Penso que não, muito mais dentro de um sistema em que os detentores de cargos no executivo podem se candidatar sem terem que se afastar de suas atividades, o que causa aqui no Brasil, muitas ilicitudes, já que o abuso de poder político nessa seara parece ser uma tônica. Nessa temática, indicamos uma polêmica muito grande, registrando, infelizmente, que a posição formal vem prevalecendo em outro sentido, ambas trazidas aqui para o debate (A impossibilidade de reeleição no Executivo de quem já concorreu uma vez no exercício do cargo e Eleições suplementares e reeleição: presidente da câmara eleito pode ser reeleito).

Portanto, muito mais que um direito de eventuais candidatos à reeleição, é um dever dos parlamentares divulgarem suas atividades, prestando contas de seus atos para a população e, por óbvio, não podem se exacerbarem nessa ação, comedindo-se quanto ao contato com seu possível eleitor em relação a pedido de voto.

Desde já se lança a polêmica: o caput fala em pedido explicito de votos e nesse inciso não se traz tal previsão.

E agora? Nessa divulgação lícita de seus atos como parlamentares e até mesmo eventuais debates legislativos próprios ao exercício do mandato, ele pode pedir votos de modo implícito?

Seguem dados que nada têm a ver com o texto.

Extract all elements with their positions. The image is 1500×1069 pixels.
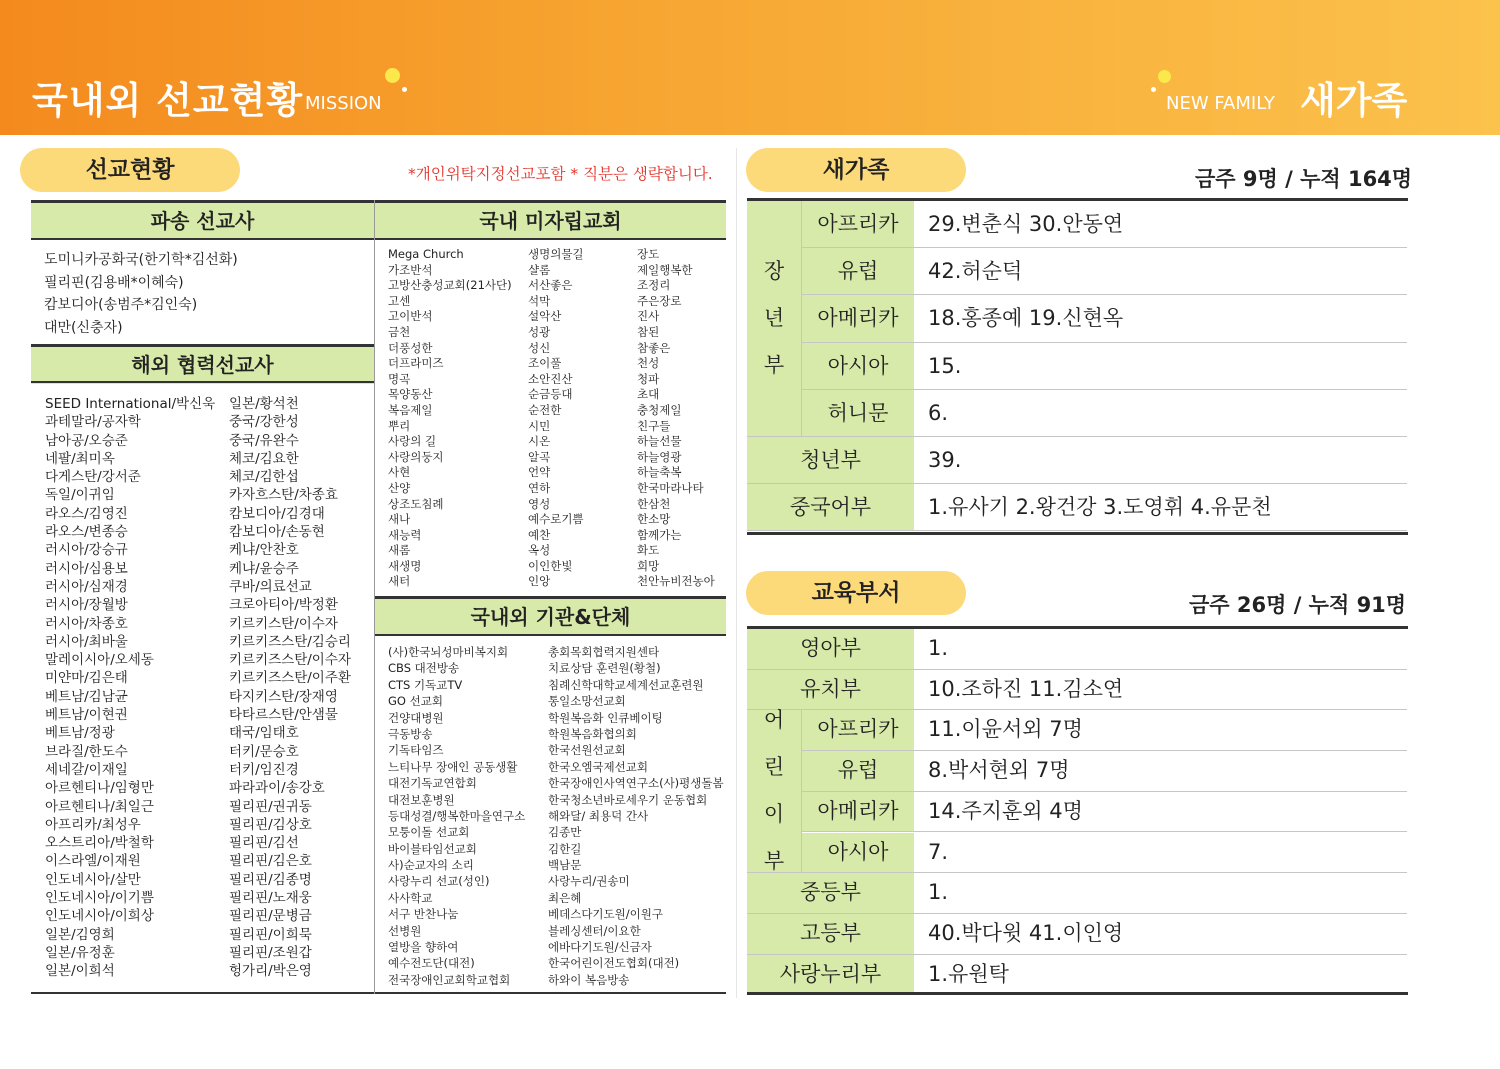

Com todo respeito a quem pensa em contrário, nos parece que não, por mais que sempre o faça e isso passe desapercebido, pois em se permitindo tal atitude, repito, estaríamos desnaturando o sistema como um todo, em especial nessa parte em que sua permissão se encontra alicerçada em um mandato público que deve ser exercido sem proselitismo, logo tal ação viola frontalmente a própria isonomia, que já é abalada pela realidade que o detentor do mandato possui frente aos demais eventuais candidatos.

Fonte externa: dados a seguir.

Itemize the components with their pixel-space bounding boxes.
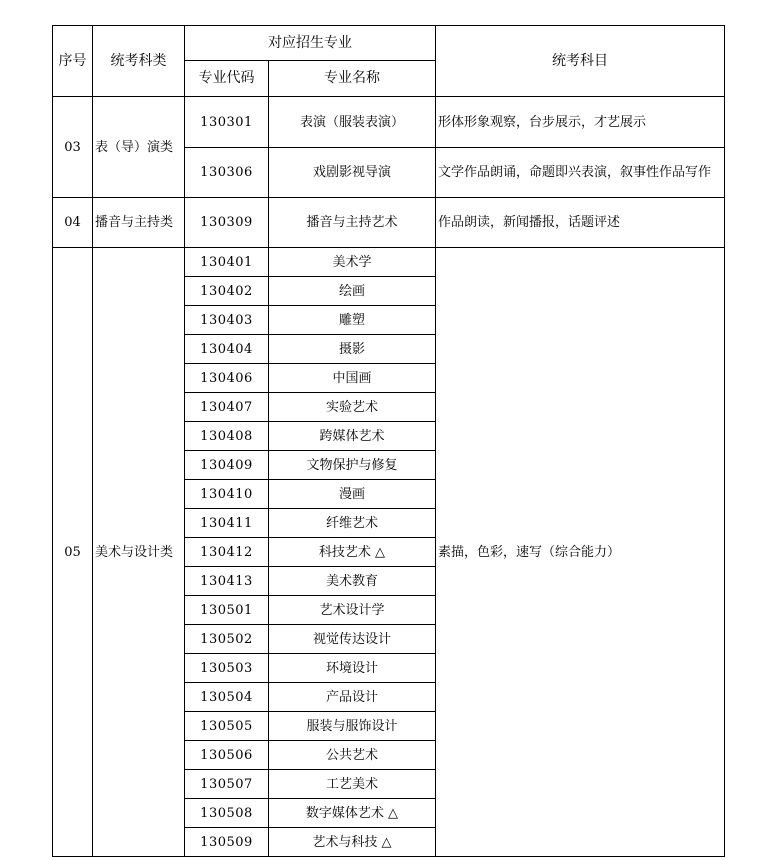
major-code: 130404 — [185, 335, 269, 364]
major-name: 纤维艺术 — [269, 509, 436, 538]
major-name: 文物保护与修复 — [269, 451, 436, 480]
exam-subjects: 作品朗读，新闻播报，话题评述 — [436, 198, 725, 248]
major-code: 130411 — [185, 509, 269, 538]
table-row — [53, 248, 725, 277]
major-code: 130505 — [185, 712, 269, 741]
header-major-name: 专业名称 — [269, 61, 436, 97]
major-name: 播音与主持艺术 — [269, 198, 436, 248]
major-code: 130506 — [185, 741, 269, 770]
major-code: 130504 — [185, 683, 269, 712]
major-name: 漫画 — [269, 480, 436, 509]
table-row — [53, 97, 725, 148]
major-name: 美术学 — [269, 248, 436, 277]
major-code: 130306 — [185, 148, 269, 198]
major-code: 130412 — [185, 538, 269, 567]
major-name: 数字媒体艺术 △ — [269, 799, 436, 828]
major-code: 130403 — [185, 306, 269, 335]
major-name: 服装与服饰设计 — [269, 712, 436, 741]
major-code: 130409 — [185, 451, 269, 480]
major-code: 130503 — [185, 654, 269, 683]
major-name: 表演（服装表演） — [269, 97, 436, 148]
major-name: 美术教育 — [269, 567, 436, 596]
group-category: 美术与设计类 — [93, 248, 185, 857]
major-code: 130301 — [185, 97, 269, 148]
header-row — [53, 26, 725, 61]
major-code: 130413 — [185, 567, 269, 596]
major-code: 130508 — [185, 799, 269, 828]
group-seq: 03 — [53, 97, 93, 198]
header-category: 统考科类 — [93, 26, 185, 97]
group-seq: 04 — [53, 198, 93, 248]
table-row — [53, 198, 725, 248]
major-name: 绘画 — [269, 277, 436, 306]
major-name: 跨媒体艺术 — [269, 422, 436, 451]
major-name: 产品设计 — [269, 683, 436, 712]
major-name: 雕塑 — [269, 306, 436, 335]
group-seq: 05 — [53, 248, 93, 857]
major-code: 130507 — [185, 770, 269, 799]
major-name: 艺术设计学 — [269, 596, 436, 625]
major-name: 中国画 — [269, 364, 436, 393]
major-code: 130410 — [185, 480, 269, 509]
major-name: 工艺美术 — [269, 770, 436, 799]
major-code: 130401 — [185, 248, 269, 277]
major-code: 130509 — [185, 828, 269, 857]
major-code: 130501 — [185, 596, 269, 625]
exam-subjects: 素描，色彩，速写（综合能力） — [436, 248, 725, 857]
major-code: 130402 — [185, 277, 269, 306]
group-category: 表（导）演类 — [93, 97, 185, 198]
major-name: 视觉传达设计 — [269, 625, 436, 654]
major-name: 公共艺术 — [269, 741, 436, 770]
header-seq: 序号 — [53, 26, 93, 97]
major-code: 130408 — [185, 422, 269, 451]
major-name: 环境设计 — [269, 654, 436, 683]
major-name: 实验艺术 — [269, 393, 436, 422]
major-name: 艺术与科技 △ — [269, 828, 436, 857]
major-code: 130406 — [185, 364, 269, 393]
major-code: 130502 — [185, 625, 269, 654]
header-subjects: 统考科目 — [436, 26, 725, 97]
majors-table — [52, 25, 725, 857]
header-majors-group: 对应招生专业 — [185, 26, 436, 61]
major-code: 130309 — [185, 198, 269, 248]
major-name: 戏剧影视导演 — [269, 148, 436, 198]
exam-subjects: 文学作品朗诵，命题即兴表演，叙事性作品写作 — [436, 148, 725, 198]
group-category: 播音与主持类 — [93, 198, 185, 248]
major-code: 130407 — [185, 393, 269, 422]
exam-subjects: 形体形象观察，台步展示，才艺展示 — [436, 97, 725, 148]
major-name: 摄影 — [269, 335, 436, 364]
header-major-code: 专业代码 — [185, 61, 269, 97]
major-name: 科技艺术 △ — [269, 538, 436, 567]
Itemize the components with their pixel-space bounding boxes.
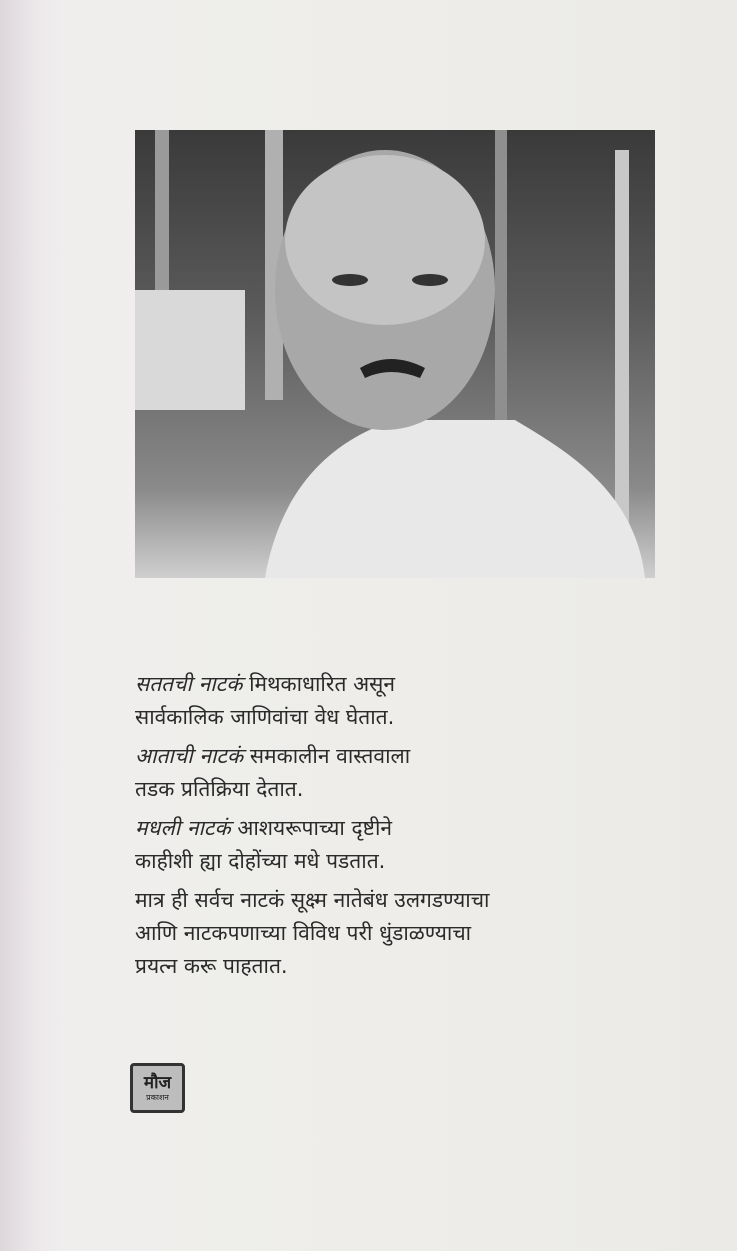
- blurb-text: आणि नाटकपणाच्या विविध परी धुंडाळण्याचा: [135, 921, 472, 945]
- blurb-text: मात्र ही सर्वच नाटकं सूक्ष्म नातेबंध उलगडण्याचा: [135, 888, 490, 912]
- blurb-text: प्रयत्न करू पाहतात.: [135, 954, 288, 978]
- italic-term: आताची नाटकं: [135, 744, 244, 768]
- blurb-paragraph: [135, 812, 655, 878]
- blurb-paragraph: [135, 740, 655, 806]
- italic-term: सततची नाटकं: [135, 672, 243, 696]
- blurb-text: सार्वकालिक जाणिवांचा वेध घेतात.: [135, 705, 395, 729]
- book-spine-edge: [0, 0, 70, 1251]
- blurb-text: मिथकाधारित असून: [242, 672, 395, 696]
- publisher-logo-sub: प्रकाशन: [146, 1093, 169, 1102]
- blurb-text: आशयरूपाच्या दृष्टीने: [230, 816, 393, 840]
- back-cover-blurb: [135, 668, 655, 989]
- publisher-logo-main: मौज: [143, 1073, 172, 1093]
- blurb-text: समकालीन वास्तवाला: [243, 744, 411, 768]
- blurb-paragraph: [135, 668, 655, 734]
- blurb-text: काहीशी ह्या दोहोंच्या मधे पडतात.: [135, 849, 386, 873]
- blurb-paragraph: [135, 884, 655, 983]
- author-photo: [135, 130, 655, 578]
- italic-term: मधली नाटकं: [135, 816, 231, 840]
- blurb-text: तडक प्रतिक्रिया देतात.: [135, 777, 304, 801]
- author-portrait-icon: [135, 130, 655, 578]
- publisher-logo: [130, 1063, 185, 1113]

Pensar diferente dessa realidade seria fechar os olhos para o que acontece na prática, o que nunca vamos admitir, logo o ideal é que se assegure ao parlamentar a prerrogativa de exercício de seu mandato, até mesmo como um dever de prestação de contas, contudo, podando eventual ilicitude de se querer fazer propaganda irregular, o que causaria maior discrepância frente às oportunidades de todos que se lançarão ao público no momento oportuno.

E mais, não podemos esquecer nunca que nessa atividade lícita por excelência podemos ter abuso de poder político e em se perpetrando tal ato nefasto, além da multa por propaganda irregular, o parlamentar poderá ganhar a eleição e não levar como se diz e tanto vem ocorrendo nesses últimos anos, logo o equilíbrio entre essa permissividade e a ansiedade em querer ter contato direto com o eleitor deve guiar a conduta do parlamentar.

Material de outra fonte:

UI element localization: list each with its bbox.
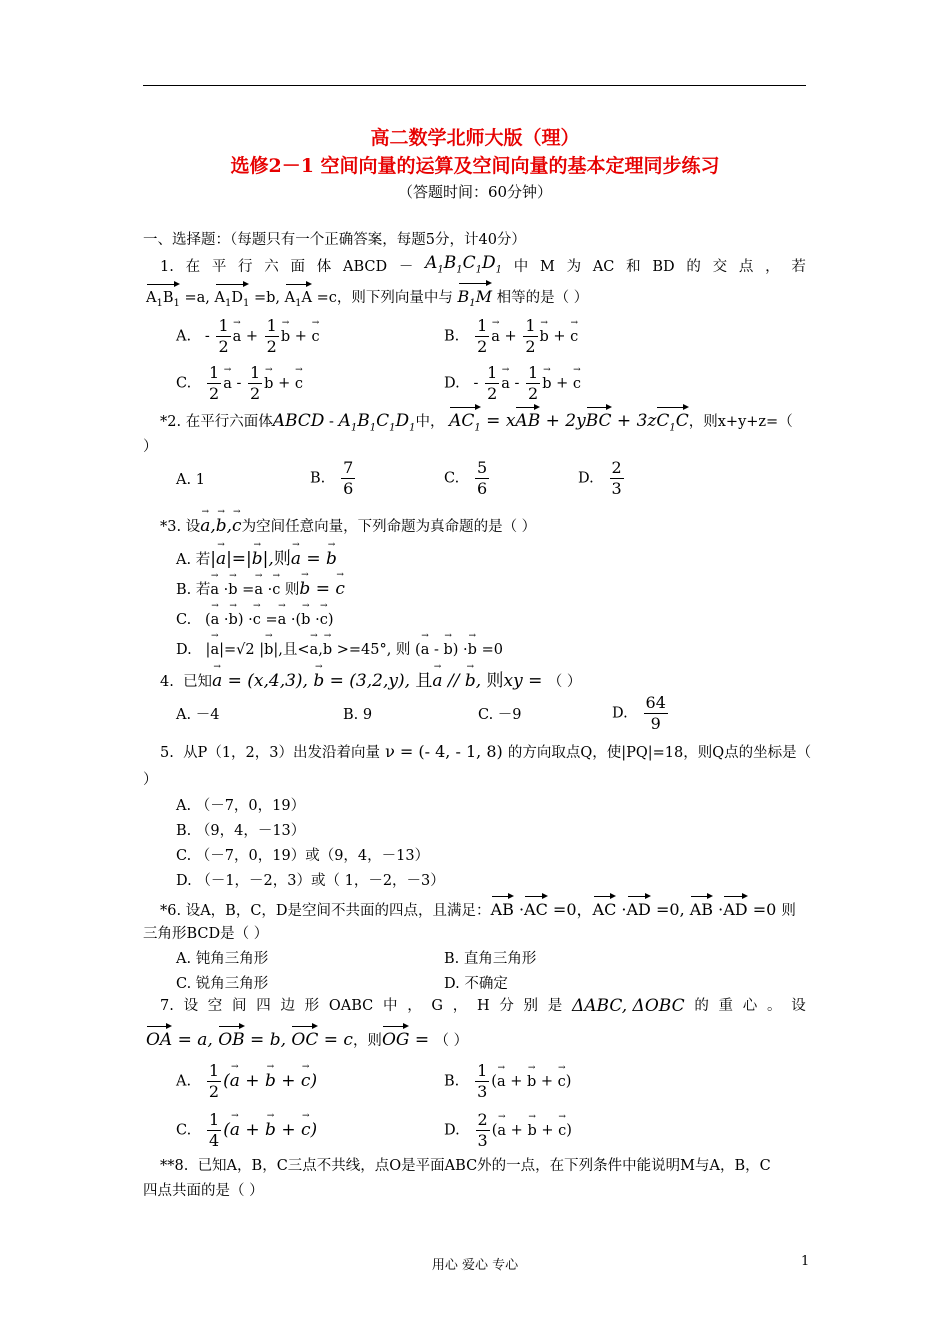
q1-option-c: C. $\frac{1}{2}$ → a - $\frac{1}{2}$ → b + → c — [176, 365, 303, 402]
q8-line1: **8. 已知A，B，C三点不共线，点O是平面ABC外的一点，在下列条件中能说明M与A，B，C — [160, 1158, 771, 1174]
doc-title: 高二数学北师大版（理） — [370, 127, 580, 149]
q6-option-d: D. 不确定 — [444, 976, 508, 992]
section-heading: 一、选择题：（每题只有一个正确答案，每题5分，计40分） — [143, 232, 526, 248]
q2-option-b: B. $\frac{7}{6}$ — [310, 458, 354, 498]
q2-option-d: D. $\frac{2}{3}$ — [578, 458, 622, 498]
q8-line2: 四点共面的是（ ） — [143, 1183, 264, 1199]
q7-line1: 7. 设 空 间 四 边 形 OABC 中 ， G ， H 分 别 是 ΔABC, ΔOBC 的 重 心 。 设 — [160, 996, 806, 1016]
q1-a1b1c1d1: $A_1B_1C_1D_1$ — [425, 253, 503, 276]
q1-conditions: $A_1B_1 =a$, $A_1D_1 =b$, $A_1A =c$ — [146, 290, 337, 306]
answer-time: （答题时间：60分钟） — [397, 183, 553, 201]
header-rule — [143, 85, 806, 86]
q5-close: ） — [143, 772, 158, 788]
q3-option-a: A. 若|→ a|=|→ b|,则→ a = → b — [176, 543, 337, 570]
q6-option-a: A. 钝角三角形 — [176, 951, 269, 967]
q5-option-c: C. （－7，0，19）或（9，4，－13） — [176, 848, 430, 864]
q4-option-c: C. －9 — [478, 707, 522, 723]
q5-line1: 5. 从P（1，2，3）出发沿着向量 ν = (- 4, - 1, 8) 的方向取点Q，使|PQ|=18，则Q点的坐标是（ — [160, 742, 812, 761]
q3-option-c: C. (→ a ·→ b) ·→ c =→ a ·(→ b ·→ c) — [176, 604, 333, 630]
q7-triangles: ΔABC, ΔOBC — [571, 996, 685, 1016]
page-footer: 用心 爱心 专心 — [431, 1258, 519, 1273]
q7-line2: OA = a, OB = b, OC = c，则OG = （ ） — [146, 1024, 468, 1051]
q6-line2: 三角形BCD是（ ） — [143, 926, 269, 942]
q4-option-d: D. $\frac{64}{9}$ — [612, 693, 666, 733]
q1-line2: $A_1B_1 =a$, $A_1D_1 =b$, $A_1A =c$，则下列向量中与 $B_1M$ 相等的是（ ） — [146, 281, 588, 314]
q2-option-c: C. $\frac{5}{6}$ — [444, 458, 488, 498]
q7-option-c: C. $\frac{1}{4}$ (→ a + → b + → c) — [176, 1112, 317, 1149]
q7-option-a: A. $\frac{1}{2}$ (→ a + → b + → c) — [176, 1063, 317, 1100]
q5-option-b: B. （9，4，－13） — [176, 823, 306, 839]
q1-option-b: B. $\frac{1}{2}$ → a + $\frac{1}{2}$ → b + → c — [444, 318, 578, 355]
q5-option-a: A. （－7，0，19） — [176, 798, 306, 814]
q4-line1: 4. 已知→ a = (x,4,3), → b = (3,2,y), 且→ a // → b, 则xy = （ ） — [160, 665, 581, 692]
q3-option-d: D. |→ a|=√2 |→ b|,且<→ a,→ b >=45°, 则 (→ a - → b) ·→ b =0 — [176, 634, 503, 660]
q2-equation: $AC_1$ = xAB + $2yBC + 3zC_1C$ — [449, 411, 689, 431]
q2-option-a: A. 1 — [176, 472, 205, 488]
q7-option-d: D. $\frac{2}{3}$ (→ a + → b + → c) — [444, 1112, 572, 1149]
q6-option-b: B. 直角三角形 — [444, 951, 537, 967]
q4-option-a: A. －4 — [176, 707, 220, 723]
q3-line1: *3. 设→ a,→ b,→ c为空间任意向量，下列命题为真命题的是（ ） — [160, 510, 536, 537]
q4-option-b: B. 9 — [343, 707, 373, 723]
q2-line1: *2. 在平行六面体ABCD - $A_1B_1C_1D_1$中， $AC_1$ = xAB + $2yBC + 3zC_1C$，则x+y+z=（ — [160, 405, 793, 438]
q5-option-d: D. （－1，－2，3）或（ 1，－2，－3） — [176, 873, 445, 889]
q1-line1: 1. 在 平 行 六 面 体 ABCD － $A_1B_1C_1D_1$ 中 M 为 AC 和 BD 的 交 点 ， 若 — [160, 253, 806, 280]
q3-option-b: B. 若→ a ·→ b =→ a ·→ c 则→ b = → c — [176, 573, 345, 600]
q1-option-a: A. - $\frac{1}{2}$ → a + $\frac{1}{2}$ → b + → c — [176, 318, 320, 355]
q7-option-b: B. $\frac{1}{3}$ (→ a + → b + → c) — [444, 1063, 571, 1100]
q1-option-d: D. - $\frac{1}{2}$ → a - $\frac{1}{2}$ → b + → c — [444, 365, 581, 402]
page-number: 1 — [801, 1254, 810, 1269]
q6-line1: *6. 设A，B，C，D是空间不共面的四点，且满足：AB ·AC =0，AC ·AD =0, AB ·AD =0 则 — [160, 894, 796, 921]
q6-option-c: C. 锐角三角形 — [176, 976, 269, 992]
doc-subtitle: 选修2－1 空间向量的运算及空间向量的基本定理同步练习 — [230, 155, 720, 177]
q2-close: ） — [143, 439, 158, 455]
q1-b1m: $B_1M$ — [458, 281, 493, 314]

Como juiz eleitoral quando em efetiva atuação, sempre assegurei aos parlamentares o pleno exercício de seus mandatos, contudo, infelizmente, vi várias vezes o abuso do poder político se perpetrando, como registrei em nosso livro http://www.novoeleitoral.com/index.php/en/noticias/sociedade/1434-abusodepoder. Logo, não há como olvidar dessa realidade que ainda permeia com muita incidência o nosso processo eleitoral e que talvez nessa abertura trazida pela legislação aumente, porém tende a se acomodar no futuro, acaso desde já firmemos a ideia de que não admitiremos nenhuma forma de abuso nessa fase preambular que comentamos.

Então, para que realmente as ideias floresçam nessa fase e se respeite os direitos e se assegurem os deveres, devemos agir com parcimônia, entendendo que não há uma pré-campanha, como muito bem ressaltou o Ex-Ministro Henrique Neves e Presidente do IBRADE na consulta já citada acima, mesmo se entendendo que os atos previstos no artigo comentado não são taxativos.

Dentro dessas ponderações, indagamos se o político ou candidato a tal posto deve insistir nessa tática de conquistar o mandato cometendo ilegalidades? E mais se o eleitor deve continuar aceitando tal postura ou participando dela?